Vitality 2

 

In my preparation for the inevitable lockdown 2 – I’m doing an inventory of the sources of vitality.  In typing that, I realised that that sentence has no vitality whatsoever: in fact it’s got the weight of a BBC management manual  (Thanks W1A – when’s the next series?)   Vitality in language is a key component in the dissemination of ideas.  There I go again. Shut up!   Language fresh from the mind not the intellect, is best spooled onto the page via the hand and pen. The novelist AS Byatt always writes in hand, as it viscerally links with the subconscious.  Typing adds another process that can be obstructive if you don’t play the keyboard like a concert pianist.  I’m typing this  – and no I don’t play the piano.  My grandmother did though – she was a pianist for silent films at the Plymouth Odeon back in the day. She called herself a silent pianist as she thumped out and improvised tunes to love scenes, cowboy chases, cold villainous stares, or the sweet smiles of Shirley Temple: all while the ash from her un-tipped woodbine fell on the keyboard. But Nan, I asked, how could you make it all up with out reading music?  You just have to keep looking at the screen and your fingers know where to go, she said.  So looking went to her fingers, like Antonia Byatt’s mind went to hers.

To have our senses alive without obstruction is a strange luxury in this age of social media.  (Do watch the new Netflix movie The Social Dilemma.) It promises vitality but doesn’t really deliver. And that is why, as a no-religious person I have a statuette of the Indian godlet Ganesh – the remover of obstacles – on my desk. It was given to me in Rishakesh, India and there’s nothing precious (although he is) about him at all. He’s in yellow, red and white plastic with red varnish on fingers and toes with a golden chain and blue turquoise dot on his belly. He’s immaculately kitsch. 
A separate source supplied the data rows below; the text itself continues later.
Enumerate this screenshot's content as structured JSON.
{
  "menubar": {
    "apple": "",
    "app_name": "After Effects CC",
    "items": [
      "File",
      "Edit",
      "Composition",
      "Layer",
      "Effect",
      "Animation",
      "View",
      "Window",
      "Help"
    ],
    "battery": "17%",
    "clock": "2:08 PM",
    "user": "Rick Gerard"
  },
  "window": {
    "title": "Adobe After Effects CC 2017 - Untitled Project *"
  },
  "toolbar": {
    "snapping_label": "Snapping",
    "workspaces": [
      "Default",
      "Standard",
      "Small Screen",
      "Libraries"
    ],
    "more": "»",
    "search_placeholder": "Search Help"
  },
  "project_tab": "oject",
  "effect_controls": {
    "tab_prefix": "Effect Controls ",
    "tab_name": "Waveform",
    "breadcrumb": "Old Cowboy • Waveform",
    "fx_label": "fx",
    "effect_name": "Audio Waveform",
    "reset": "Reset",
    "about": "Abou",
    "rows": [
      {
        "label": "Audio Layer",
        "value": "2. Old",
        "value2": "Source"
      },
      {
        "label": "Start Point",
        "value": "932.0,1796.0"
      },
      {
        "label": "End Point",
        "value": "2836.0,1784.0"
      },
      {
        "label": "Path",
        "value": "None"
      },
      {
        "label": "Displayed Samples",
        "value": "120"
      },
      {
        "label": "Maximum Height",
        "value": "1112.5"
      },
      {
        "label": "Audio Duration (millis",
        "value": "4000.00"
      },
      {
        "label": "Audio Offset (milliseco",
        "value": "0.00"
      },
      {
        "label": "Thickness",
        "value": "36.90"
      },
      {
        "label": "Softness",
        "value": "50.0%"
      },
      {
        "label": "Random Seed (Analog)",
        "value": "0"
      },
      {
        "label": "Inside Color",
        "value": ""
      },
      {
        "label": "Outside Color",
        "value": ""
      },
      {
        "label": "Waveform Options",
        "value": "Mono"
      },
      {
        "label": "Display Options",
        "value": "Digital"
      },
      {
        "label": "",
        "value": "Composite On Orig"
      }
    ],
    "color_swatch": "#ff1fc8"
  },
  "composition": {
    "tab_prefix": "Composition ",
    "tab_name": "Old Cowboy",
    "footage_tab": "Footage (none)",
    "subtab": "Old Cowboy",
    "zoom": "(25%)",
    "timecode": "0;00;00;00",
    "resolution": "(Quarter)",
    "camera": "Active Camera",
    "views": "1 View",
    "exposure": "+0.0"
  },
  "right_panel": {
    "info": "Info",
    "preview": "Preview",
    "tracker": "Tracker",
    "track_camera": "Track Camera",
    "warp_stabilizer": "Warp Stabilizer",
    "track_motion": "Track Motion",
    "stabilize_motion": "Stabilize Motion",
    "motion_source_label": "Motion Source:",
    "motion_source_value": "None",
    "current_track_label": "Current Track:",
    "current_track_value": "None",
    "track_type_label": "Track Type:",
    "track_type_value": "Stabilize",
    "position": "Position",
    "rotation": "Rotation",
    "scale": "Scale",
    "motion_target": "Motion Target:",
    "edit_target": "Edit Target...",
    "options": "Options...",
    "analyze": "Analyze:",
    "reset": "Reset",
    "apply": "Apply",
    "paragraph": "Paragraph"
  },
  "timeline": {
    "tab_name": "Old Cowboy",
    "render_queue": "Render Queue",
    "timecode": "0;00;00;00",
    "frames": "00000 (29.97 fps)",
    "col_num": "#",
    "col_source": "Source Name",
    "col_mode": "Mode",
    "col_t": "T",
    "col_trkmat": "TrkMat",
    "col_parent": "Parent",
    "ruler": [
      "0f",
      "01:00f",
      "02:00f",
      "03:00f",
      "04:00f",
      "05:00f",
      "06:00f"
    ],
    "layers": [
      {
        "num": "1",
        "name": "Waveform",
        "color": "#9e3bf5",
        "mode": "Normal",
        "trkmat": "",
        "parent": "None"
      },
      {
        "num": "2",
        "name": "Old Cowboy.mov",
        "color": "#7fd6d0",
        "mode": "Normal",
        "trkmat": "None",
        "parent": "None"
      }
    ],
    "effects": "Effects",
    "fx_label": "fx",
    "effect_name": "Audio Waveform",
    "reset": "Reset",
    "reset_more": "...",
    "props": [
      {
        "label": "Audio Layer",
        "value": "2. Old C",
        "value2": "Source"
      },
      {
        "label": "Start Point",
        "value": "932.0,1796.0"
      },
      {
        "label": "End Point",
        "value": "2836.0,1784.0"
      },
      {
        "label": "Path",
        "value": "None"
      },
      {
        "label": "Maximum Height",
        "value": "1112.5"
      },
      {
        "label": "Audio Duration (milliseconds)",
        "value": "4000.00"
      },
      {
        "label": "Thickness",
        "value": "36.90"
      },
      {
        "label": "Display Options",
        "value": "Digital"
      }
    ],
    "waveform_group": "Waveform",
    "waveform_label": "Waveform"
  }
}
I digress (thanks Ganesh). Walking is a source of vitality – one sees better.  I like the country walks for sure, with the greens, birds and skies, but it’s in the city, and its waterways we may have to explore this winter. Last weekend I joined Metropolitan Walkers and since the Regents Canal terrain was flat and firm, and I  could look up and about without falling over.  I found unintentional art.  First a descending series of steel wheels in a bridge, then a pile of junk with a yellow version of Ted Hughes’ The Iron Man climbing over the detritus of the world. The formalism of the first and chaotic anarchy of the second were delightful and invigorating; no obstacles from eye to brain.